By Lara Gladych –
Seaside Magazine wants to live up to our slogan of being “the voice of the Saanich Peninsula,” so, in every issue, we ask people to answer a question. We’re looking for responses from all ages and across the diverse neighbourhoods that form our community.
An act of kindness is never lost on me, and being engaged and visibly kind to others is something I try to be aware of in my everyday life. Doing something kind for someone else often cheers me up when I’m having a bad day, and there are also days when another person’s kind gesture has completely changed my outlook on life.
To see these acts play out in the world reassures me that as humans, we have an enormous capacity for goodness and goodwill towards others.
What is an act of kindness, either given or received, that stands out in your mind? This is the question I asked people in connection with our Giving Back theme for the month of July.
The first person I spoke with had an enormously good deed to recount. “I don’t know if you remember Sarah Beckett – she was a police officer that was killed, and [the city of Langford is] building a playground in her memory. I’m actually a police officer, and I also own a playground company, and obviously this kind of speaks to us. We’re volunteering our time to help build it, as well as [donating] our supplies, our techniques and our equipment – coming up in August when the build happens. We’re doing a volunteer install, and will have about 70 people there the day of, offering their services for free.” This was Rob, 46.
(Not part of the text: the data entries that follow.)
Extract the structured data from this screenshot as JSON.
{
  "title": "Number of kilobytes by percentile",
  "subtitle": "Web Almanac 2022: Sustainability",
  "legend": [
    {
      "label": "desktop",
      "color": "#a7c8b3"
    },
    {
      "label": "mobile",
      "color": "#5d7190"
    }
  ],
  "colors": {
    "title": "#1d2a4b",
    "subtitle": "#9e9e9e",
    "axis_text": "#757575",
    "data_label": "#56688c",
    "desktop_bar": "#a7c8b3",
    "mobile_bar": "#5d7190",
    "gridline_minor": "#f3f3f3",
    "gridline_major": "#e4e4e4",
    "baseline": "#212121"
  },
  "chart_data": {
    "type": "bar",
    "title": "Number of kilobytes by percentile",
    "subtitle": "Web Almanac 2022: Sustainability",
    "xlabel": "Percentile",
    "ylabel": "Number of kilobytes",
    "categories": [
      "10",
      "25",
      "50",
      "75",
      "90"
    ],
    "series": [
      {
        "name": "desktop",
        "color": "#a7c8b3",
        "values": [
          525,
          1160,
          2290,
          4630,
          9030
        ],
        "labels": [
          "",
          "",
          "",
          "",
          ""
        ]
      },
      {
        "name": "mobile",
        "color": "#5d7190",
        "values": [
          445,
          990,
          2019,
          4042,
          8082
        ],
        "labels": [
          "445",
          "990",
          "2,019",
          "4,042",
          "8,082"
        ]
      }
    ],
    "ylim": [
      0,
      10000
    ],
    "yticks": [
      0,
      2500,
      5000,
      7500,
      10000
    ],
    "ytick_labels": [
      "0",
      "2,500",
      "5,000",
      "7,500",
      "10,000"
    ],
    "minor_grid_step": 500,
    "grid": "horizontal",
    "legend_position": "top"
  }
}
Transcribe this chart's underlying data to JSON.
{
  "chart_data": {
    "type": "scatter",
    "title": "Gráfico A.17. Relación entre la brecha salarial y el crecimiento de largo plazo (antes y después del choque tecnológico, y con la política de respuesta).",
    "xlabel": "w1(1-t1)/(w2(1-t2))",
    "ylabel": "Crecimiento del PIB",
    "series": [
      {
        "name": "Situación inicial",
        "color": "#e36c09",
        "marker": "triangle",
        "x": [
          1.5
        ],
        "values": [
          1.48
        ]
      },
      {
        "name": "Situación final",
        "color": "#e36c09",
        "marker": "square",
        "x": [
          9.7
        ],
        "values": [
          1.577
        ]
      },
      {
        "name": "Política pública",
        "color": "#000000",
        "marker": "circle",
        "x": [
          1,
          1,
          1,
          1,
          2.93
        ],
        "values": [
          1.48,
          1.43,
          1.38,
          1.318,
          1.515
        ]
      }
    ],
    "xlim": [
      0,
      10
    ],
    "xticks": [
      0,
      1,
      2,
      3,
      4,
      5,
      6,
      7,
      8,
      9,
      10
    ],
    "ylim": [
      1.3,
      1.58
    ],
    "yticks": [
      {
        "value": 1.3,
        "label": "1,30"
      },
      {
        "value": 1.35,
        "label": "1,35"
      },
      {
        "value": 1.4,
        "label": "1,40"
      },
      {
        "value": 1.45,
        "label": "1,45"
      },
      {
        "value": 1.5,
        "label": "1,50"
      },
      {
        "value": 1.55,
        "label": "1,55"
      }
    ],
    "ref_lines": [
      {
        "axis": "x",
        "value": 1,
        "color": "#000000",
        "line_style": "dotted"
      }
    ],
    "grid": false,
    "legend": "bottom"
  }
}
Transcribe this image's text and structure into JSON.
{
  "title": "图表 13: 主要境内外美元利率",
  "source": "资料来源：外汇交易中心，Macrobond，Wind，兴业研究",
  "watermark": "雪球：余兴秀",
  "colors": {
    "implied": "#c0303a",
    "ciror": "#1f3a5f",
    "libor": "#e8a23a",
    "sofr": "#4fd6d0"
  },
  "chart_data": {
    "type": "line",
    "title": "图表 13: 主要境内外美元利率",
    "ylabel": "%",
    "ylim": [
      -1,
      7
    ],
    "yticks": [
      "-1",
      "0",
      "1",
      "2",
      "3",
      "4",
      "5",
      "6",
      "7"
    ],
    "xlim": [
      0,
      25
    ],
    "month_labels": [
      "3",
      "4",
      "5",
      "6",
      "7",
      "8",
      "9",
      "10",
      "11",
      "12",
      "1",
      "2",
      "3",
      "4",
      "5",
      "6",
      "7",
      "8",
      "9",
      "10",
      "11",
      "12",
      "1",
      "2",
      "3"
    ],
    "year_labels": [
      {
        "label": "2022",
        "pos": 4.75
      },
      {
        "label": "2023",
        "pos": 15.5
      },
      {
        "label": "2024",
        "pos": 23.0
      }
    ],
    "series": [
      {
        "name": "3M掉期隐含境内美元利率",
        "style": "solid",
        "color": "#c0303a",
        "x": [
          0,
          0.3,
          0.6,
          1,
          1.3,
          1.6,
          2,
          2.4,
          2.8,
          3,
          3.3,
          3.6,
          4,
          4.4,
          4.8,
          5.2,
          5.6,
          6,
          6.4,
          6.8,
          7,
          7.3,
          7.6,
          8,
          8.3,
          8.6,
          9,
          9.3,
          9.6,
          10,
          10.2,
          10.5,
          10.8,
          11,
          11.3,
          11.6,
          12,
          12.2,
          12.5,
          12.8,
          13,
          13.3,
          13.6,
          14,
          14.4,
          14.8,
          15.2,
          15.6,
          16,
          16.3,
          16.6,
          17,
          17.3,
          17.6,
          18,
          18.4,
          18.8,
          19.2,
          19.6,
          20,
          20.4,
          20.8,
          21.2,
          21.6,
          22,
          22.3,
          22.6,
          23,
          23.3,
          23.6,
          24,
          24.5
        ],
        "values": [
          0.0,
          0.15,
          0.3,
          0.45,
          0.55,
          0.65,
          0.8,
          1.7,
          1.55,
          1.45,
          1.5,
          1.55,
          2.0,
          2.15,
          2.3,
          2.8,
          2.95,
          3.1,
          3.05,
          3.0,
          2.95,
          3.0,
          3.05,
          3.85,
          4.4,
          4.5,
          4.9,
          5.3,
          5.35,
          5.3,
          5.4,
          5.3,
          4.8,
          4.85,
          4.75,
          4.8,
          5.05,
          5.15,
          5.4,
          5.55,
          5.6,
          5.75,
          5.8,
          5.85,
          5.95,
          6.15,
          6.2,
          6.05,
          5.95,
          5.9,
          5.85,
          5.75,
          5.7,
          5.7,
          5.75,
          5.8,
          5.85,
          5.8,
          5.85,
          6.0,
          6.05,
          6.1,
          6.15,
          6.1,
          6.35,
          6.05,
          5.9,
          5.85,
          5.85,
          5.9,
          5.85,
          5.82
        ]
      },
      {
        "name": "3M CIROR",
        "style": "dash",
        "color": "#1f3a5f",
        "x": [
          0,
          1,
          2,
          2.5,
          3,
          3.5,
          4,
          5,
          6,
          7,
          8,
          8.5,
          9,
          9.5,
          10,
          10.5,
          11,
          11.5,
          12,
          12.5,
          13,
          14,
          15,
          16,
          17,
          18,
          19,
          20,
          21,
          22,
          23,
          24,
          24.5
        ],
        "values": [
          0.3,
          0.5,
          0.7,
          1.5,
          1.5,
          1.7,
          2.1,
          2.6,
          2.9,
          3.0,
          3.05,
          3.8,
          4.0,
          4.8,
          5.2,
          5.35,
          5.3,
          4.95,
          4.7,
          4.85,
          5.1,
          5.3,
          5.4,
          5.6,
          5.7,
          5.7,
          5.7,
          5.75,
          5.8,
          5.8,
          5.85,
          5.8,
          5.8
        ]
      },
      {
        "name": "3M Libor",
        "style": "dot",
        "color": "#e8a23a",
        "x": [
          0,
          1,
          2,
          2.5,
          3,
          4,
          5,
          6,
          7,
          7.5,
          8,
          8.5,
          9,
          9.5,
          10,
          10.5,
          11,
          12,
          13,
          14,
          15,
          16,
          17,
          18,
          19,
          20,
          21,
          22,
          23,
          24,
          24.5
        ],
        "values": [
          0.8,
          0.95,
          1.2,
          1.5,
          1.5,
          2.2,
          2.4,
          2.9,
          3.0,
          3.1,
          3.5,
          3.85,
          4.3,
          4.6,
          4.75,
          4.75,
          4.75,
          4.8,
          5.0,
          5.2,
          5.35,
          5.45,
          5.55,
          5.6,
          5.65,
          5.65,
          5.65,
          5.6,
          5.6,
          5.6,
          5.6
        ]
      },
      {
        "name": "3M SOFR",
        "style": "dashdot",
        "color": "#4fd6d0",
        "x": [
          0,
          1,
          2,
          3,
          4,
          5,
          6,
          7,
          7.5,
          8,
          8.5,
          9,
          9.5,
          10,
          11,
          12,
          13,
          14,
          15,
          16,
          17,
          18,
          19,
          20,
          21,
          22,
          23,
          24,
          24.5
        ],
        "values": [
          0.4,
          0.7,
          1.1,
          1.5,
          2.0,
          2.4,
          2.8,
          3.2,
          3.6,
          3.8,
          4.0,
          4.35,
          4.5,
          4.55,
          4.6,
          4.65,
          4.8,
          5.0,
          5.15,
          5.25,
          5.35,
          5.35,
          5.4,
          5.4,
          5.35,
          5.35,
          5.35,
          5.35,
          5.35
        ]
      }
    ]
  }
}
Randy is 58, and having had a few moments to ponder the question he said: “The thing for me is that there are a lot of people that are lonely or hurting. Just giving a phone call, or, in my case I go for lunch with an uncle who’s by himself. Sometimes you think of the big things but they don’t really help many people. I realize it’s the little things with my in-laws. He passed away and she’s by herself. I’ll give a phone call to say ‘How’re you doing?'”
I spoke with Zaylee, 32, who could immediately place how acts of kindness have affected her life. “I’m from Regina originally, and I moved here a couple of years ago. Anytime anybody helps me with my kids – I don’t have family here and my husband works away – it’s an act of kindness that helps me so much. There are a lot of people around here that are always willing to give a helping hand.”
I crossed paths with Roy, 64, and his wife. “Giving of your time, that’s what we do.”
Next on my route I met Clint, who is 46. “It’s the little things, like say you’re in line for coffee and someone in front of you pays for it. You just pay it forward the next time.”
“Well, someone turned in a package that I left at a store and I got it back.” Christine is 73. “I try to help everybody I can.”
“Somebody covered our diner bill,” responded a sweet older gentleman (who preferred to remain nameless) who sat with his wife looking out at the water.
When I sat down to speak with Terry, 68, I couldn’t have known that she was previously deep in thought on the bench that turned out to have her late husband’s name on it in memoriam. “I’ve had a lot of kindness given to me in the last year. It will be a year tomorrow,” she said as she brushed the name plaque with hers fingers, tears coming to her eyes and her voice welling up with grief. “In the last year I’ve had a lot of kindness, just people doing any kind thing they could for me. I’ve had people be very kind to me, and I will repay that, or I’ll pay it forward.” I thanked Terry for speaking with me, and sensed that it was a relief for her to acknowledge her gratitude for those who have been there for her.
Lately I’ve been helping single mothers with food,” said Chantelle, 44, who says she does this often, and also helps with gas money for mothers in need. Her co-worker, Heather, 55, recalls with a laugh that she bought Chantelle a cookie earlier that day, and Chantelle affirms that Heather often does such things for others.
Anna, 59, shares this: “I think for me, it’s that we recently helped our daughter move back from Vancouver, but we also helped her roommate because her roommate didn’t have anybody. I think when you can reach out like that to somebody who needs a hand it’s important … it could be any one of us.”
Along with Anna was Lisa, 53, who shared this message: “Pay it forward. The value doesn’t matter. It’s the greatest feeling, and it’s more for the giver than the receiver. Everyone can do it, just reach out with no strings attached.”